Erdbeben, von Erik Pontroppidans, übersetzt von Christian Gottlob Mengel, 1757 ("Unvorgreifliche Bedenken über die natürliche Ursache der vielen und starken Erdbeben, und des ungewöhnlichen Wetters, welches man seit einiger Zeit sowohl in als außer Europa vernommen hat)

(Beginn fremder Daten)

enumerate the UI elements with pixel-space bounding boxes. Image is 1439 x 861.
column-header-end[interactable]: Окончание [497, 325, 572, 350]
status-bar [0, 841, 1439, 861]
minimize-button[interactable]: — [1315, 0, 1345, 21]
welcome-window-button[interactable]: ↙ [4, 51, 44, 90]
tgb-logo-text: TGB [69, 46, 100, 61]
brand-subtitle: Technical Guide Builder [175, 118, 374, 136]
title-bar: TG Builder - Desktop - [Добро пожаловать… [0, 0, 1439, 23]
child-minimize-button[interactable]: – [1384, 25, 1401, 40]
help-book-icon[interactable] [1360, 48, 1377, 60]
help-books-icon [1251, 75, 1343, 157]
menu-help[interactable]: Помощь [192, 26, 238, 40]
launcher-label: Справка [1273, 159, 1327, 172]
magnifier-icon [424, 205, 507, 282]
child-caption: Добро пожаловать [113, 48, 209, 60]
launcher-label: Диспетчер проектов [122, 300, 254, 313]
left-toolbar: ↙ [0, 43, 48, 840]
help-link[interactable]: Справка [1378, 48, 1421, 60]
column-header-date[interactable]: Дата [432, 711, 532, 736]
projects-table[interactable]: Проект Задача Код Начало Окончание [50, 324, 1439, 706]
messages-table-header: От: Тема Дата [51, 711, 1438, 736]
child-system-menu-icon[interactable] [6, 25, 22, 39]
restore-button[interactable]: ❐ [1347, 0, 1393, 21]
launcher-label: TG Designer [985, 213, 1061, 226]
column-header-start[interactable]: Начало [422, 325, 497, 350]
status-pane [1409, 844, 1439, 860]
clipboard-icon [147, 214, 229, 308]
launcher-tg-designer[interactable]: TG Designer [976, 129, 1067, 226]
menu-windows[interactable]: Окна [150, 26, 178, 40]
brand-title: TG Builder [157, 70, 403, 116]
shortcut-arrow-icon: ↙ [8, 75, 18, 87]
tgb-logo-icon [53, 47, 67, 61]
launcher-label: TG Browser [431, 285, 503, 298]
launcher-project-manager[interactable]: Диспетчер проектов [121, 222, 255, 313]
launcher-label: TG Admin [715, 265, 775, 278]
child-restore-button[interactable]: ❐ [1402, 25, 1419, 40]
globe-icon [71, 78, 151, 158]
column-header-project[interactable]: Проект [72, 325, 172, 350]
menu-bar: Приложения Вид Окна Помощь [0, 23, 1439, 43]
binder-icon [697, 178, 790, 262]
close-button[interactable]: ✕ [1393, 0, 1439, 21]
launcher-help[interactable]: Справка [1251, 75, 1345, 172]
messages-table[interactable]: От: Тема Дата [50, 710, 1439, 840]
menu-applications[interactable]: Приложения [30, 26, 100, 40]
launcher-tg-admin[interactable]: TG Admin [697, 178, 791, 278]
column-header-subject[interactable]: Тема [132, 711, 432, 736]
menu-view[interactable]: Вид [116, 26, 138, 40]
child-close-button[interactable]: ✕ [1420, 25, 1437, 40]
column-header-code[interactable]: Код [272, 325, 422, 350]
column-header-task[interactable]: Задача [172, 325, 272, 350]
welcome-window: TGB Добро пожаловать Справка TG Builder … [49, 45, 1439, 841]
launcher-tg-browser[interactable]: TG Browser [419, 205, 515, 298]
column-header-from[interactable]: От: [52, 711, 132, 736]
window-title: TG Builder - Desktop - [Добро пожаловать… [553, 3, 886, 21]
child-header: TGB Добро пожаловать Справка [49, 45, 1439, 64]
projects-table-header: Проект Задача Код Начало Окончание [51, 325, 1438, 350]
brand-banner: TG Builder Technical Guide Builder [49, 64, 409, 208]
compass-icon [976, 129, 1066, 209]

hat der Autor beschrieben, dass man sich die Erde wie einen Schweizer Käse vorstellen müsse, mit vielen unterirdischen Hohlräumen. Diese sind entweder abgeschlossene Räume, oder haben Trennwände aus Gestein. In diesen Hohlräumen befinden sich verschiedene Gesteinsarten. Mitunter bricht so eine Wand ein und zwei unterschiedliche Stoffe berühren sich. Das kann unter bestimmten Bedingungen zu chemischen Reaktionen führen, durchaus auch zu heftigen Explosionen.

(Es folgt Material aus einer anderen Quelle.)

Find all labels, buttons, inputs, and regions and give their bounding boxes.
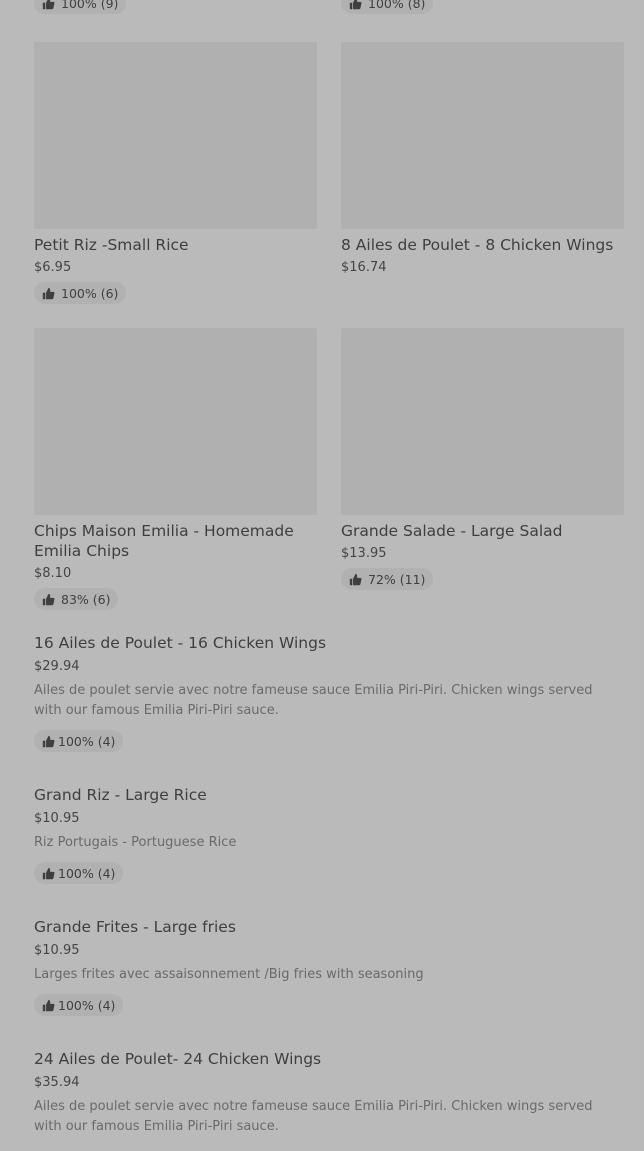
item-title: Petit Riz -Small Rice [34, 236, 189, 254]
item-price: $16.74 [341, 260, 387, 275]
item-price: $10.95 [34, 943, 80, 958]
item-image-placeholder [34, 328, 317, 515]
item-price: $8.10 [34, 566, 72, 581]
item-title: Grand Riz - Large Rice [34, 786, 207, 804]
rating-text: 83% (6) [61, 591, 111, 607]
thumbs-up-icon [42, 287, 55, 299]
thumbs-up-icon [349, 573, 362, 585]
thumbs-up-icon [42, 999, 55, 1011]
rating-badge: 100% (4) [34, 862, 124, 884]
menu-item-card[interactable]: Petit Riz -Small Rice $6.95 100% (6) [34, 42, 317, 304]
rating-badge: 72% (11) [341, 568, 434, 590]
rating-badge: 100% (9) [34, 0, 127, 14]
rating-text: 100% (4) [58, 997, 116, 1013]
thumbs-up-icon [42, 593, 55, 605]
item-price: $35.94 [34, 1075, 80, 1090]
menu-list-item[interactable]: Grand Riz - Large Rice $10.95 Riz Portug… [34, 785, 624, 884]
item-price: $29.94 [34, 659, 80, 674]
rating-badge: 100% (4) [34, 994, 124, 1016]
rating-text: 100% (8) [368, 0, 426, 11]
thumbs-up-icon [42, 0, 55, 9]
rating-text: 100% (4) [58, 865, 116, 881]
item-price: $6.95 [34, 260, 72, 275]
menu-item-card[interactable]: Chips Maison Emilia - Homemade Emilia Ch… [34, 328, 317, 610]
item-image-placeholder [34, 42, 317, 229]
rating-text: 100% (9) [61, 0, 119, 11]
menu-list-item[interactable]: Grande Frites - Large fries $10.95 Large… [34, 917, 624, 1016]
item-description: Larges frites avec assaisonnement /Big f… [34, 967, 424, 982]
rating-badge: 83% (6) [34, 588, 119, 610]
rating-text: 100% (4) [58, 733, 116, 749]
menu-list-item[interactable]: 24 Ailes de Poulet- 24 Chicken Wings $35… [34, 1049, 624, 1137]
item-title: Grande Frites - Large fries [34, 918, 236, 936]
rating-badge: 100% (8) [341, 0, 434, 14]
item-image-placeholder [341, 42, 624, 229]
menu-item-card[interactable]: Grande Salade - Large Salad $13.95 72% (… [341, 328, 624, 590]
rating-badge: 100% (6) [34, 282, 127, 304]
rating-text: 72% (11) [368, 571, 426, 587]
menu-list-item[interactable]: 16 Ailes de Poulet - 16 Chicken Wings $2… [34, 633, 624, 752]
thumbs-up-icon [42, 735, 55, 747]
item-title: 24 Ailes de Poulet- 24 Chicken Wings [34, 1050, 322, 1068]
thumbs-up-icon [42, 867, 55, 879]
item-price: $13.95 [341, 546, 387, 561]
menu-item-card[interactable]: 8 Ailes de Poulet - 8 Chicken Wings $16.… [341, 42, 624, 276]
rating-text: 100% (6) [61, 285, 119, 301]
item-title: Grande Salade - Large Salad [341, 522, 563, 540]
item-title: 16 Ailes de Poulet - 16 Chicken Wings [34, 634, 327, 652]
item-title: 8 Ailes de Poulet - 8 Chicken Wings [341, 236, 614, 254]
item-description: Ailes de poulet servie avec notre fameus… [34, 1099, 593, 1134]
item-image-placeholder [341, 328, 624, 515]
item-description: Ailes de poulet servie avec notre fameus… [34, 683, 593, 718]
item-description: Riz Portugais - Portuguese Rice [34, 835, 237, 850]
thumbs-up-icon [349, 0, 362, 9]
item-price: $10.95 [34, 811, 80, 826]
item-title: Chips Maison Emilia - Homemade Emilia Ch… [34, 522, 294, 560]
rating-badge: 100% (4) [34, 730, 124, 752]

Die Druckwelle kann sich in entsprechender Tiefe nicht nach oben ausbreiten, sie sucht sich ihren Weg durch unterirdische Hohlräume einen Weg.

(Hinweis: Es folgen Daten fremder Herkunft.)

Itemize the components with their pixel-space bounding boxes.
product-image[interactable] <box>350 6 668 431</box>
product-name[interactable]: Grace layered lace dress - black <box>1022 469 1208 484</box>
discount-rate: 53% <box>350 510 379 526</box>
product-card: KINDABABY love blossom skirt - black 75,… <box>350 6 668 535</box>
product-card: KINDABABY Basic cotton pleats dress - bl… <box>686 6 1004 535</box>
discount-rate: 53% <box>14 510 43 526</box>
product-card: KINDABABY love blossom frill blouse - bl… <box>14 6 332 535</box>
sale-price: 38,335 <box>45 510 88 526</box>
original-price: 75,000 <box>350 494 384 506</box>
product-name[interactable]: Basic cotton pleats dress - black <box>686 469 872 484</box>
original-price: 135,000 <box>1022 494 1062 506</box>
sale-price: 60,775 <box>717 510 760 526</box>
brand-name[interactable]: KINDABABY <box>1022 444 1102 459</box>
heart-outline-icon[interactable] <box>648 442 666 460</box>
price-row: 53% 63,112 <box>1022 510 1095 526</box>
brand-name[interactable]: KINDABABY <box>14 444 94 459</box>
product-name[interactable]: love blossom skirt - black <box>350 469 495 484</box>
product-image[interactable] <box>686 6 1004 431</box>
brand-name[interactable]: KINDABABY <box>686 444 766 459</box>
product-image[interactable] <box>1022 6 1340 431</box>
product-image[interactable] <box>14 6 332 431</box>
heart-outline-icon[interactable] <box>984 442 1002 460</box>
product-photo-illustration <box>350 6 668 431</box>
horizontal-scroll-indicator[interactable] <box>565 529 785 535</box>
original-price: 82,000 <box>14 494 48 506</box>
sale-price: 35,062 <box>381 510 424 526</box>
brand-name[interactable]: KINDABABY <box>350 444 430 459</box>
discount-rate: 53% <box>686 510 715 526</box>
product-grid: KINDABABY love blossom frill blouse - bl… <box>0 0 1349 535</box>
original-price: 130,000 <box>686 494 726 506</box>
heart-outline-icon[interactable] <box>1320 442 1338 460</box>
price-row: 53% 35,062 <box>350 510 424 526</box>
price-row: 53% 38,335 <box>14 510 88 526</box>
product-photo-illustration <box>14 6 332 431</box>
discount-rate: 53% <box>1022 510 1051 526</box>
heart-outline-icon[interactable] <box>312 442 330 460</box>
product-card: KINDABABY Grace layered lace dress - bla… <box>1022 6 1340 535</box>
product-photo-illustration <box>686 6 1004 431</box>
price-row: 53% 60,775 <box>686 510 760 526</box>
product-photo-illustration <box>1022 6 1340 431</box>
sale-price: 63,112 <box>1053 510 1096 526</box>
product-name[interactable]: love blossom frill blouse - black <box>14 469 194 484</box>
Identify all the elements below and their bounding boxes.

Tatsächlich beschreiben Menschen den Anfang eines Erdbebens oft mit einem lauten Knall.

Da die meisten Menschen glauben, dass die Erdbeben aus der Verschiebung sogenannter "tektonischer Platten" passiert, wurde ich stets belächelt. Nun fand ich aber Belege, dass ich nicht die Einzige bin, die diesen Gedanken verfolgt:
 
Ellen G. White in "Geistliche Gaben", Bd. 3:
Einige Teile der Erde waren stärker entstellt als andere. Dort, wo einst die reichsten Schätze der Erde an Gold, Silber und Edelsteinen lagen, waren die schwersten Spuren des Fluchs zu sehen. Und Länder, die nicht bewohnt waren, und jene Teile der Erde, in denen es am wenigsten Verbrechen gegeben hatte, wurden vom Fluch weniger schwer getroffen. Vor der Sintflut gab es riesige Wälder. Die Bäume waren um ein Vielfaches größer als alle Bäume, die wir heute sehen. Sie waren sehr widerstandsfähig. Sie kannten jahrhundertelang keinen Verfall. Zur Zeit der Flut wurden diese Wälder entwurzelt oder zerstört und in der Erde begraben. An einigen Stellen wurden große Mengen dieser riesigen Bäume durch die Unruhen der Flut zusammengetragen und mit Steinen und Erde bedeckt. Seitdem sind sie versteinert und zu Kohle geworden, was die großen Kohleflöze erklärt, die heute zu finden sind. Diese Kohle hat Öl hervorgebracht. Gott lässt große Mengen Kohle und Öl entzünden und verbrennen. Felsen werden stark erhitzt, Kalkstein verbrennt und Eisenerz schmilzt. Wasser und Feuer unter der Erdoberfläche treffen aufeinander. Die Einwirkung von Wasser auf den Kalkstein verstärkt die intensive Hitze und verursacht Erdbeben, Vulkanausbrüche und Feuerausbrüche.
 
Die Einwirkung von Feuer und Wasser auf die Felsvorsprünge und Erzvorkommen verursacht laute Explosionen, die wie dumpfer Donner klingen. Diese wunderbaren Erscheinungen werden kurz vor der Wiederkunft Christi und dem Ende der Welt zahlreicher und schrecklicher werden, als Zeichen ihrer baldigen Zerstörung.
 
Kohle und Öl sind in der Regel dort zu finden, wo es keine brennenden Berge oder feurigen Ausbrüche gibt. Wenn Feuer und Wasser unter der Erdoberfläche aufeinandertreffen, können die feurigen Ausbrüche den erhitzten Elementen darunter nicht genügend Entlüftung bieten. Die Erde wird erschüttert - der Boden bebt, hebt sich und wächst zu Wellen an, und es ertönen schwere Geräusche wie Donner unter der Erde. Die Luft ist heiß und erstickend, Die Erde öffnet sich schnell, und ich sah Dörfer, Städte und brennende Berge, die gemeinsam in die Erde hinabgezogen wurden.
 
Also DIESE Erklärung erschließt sich mir. Die mit tektonischen Platten habe ich nie für plausibel gehalten. Wir "schwimmen" nicht auf sog. Erdplatten.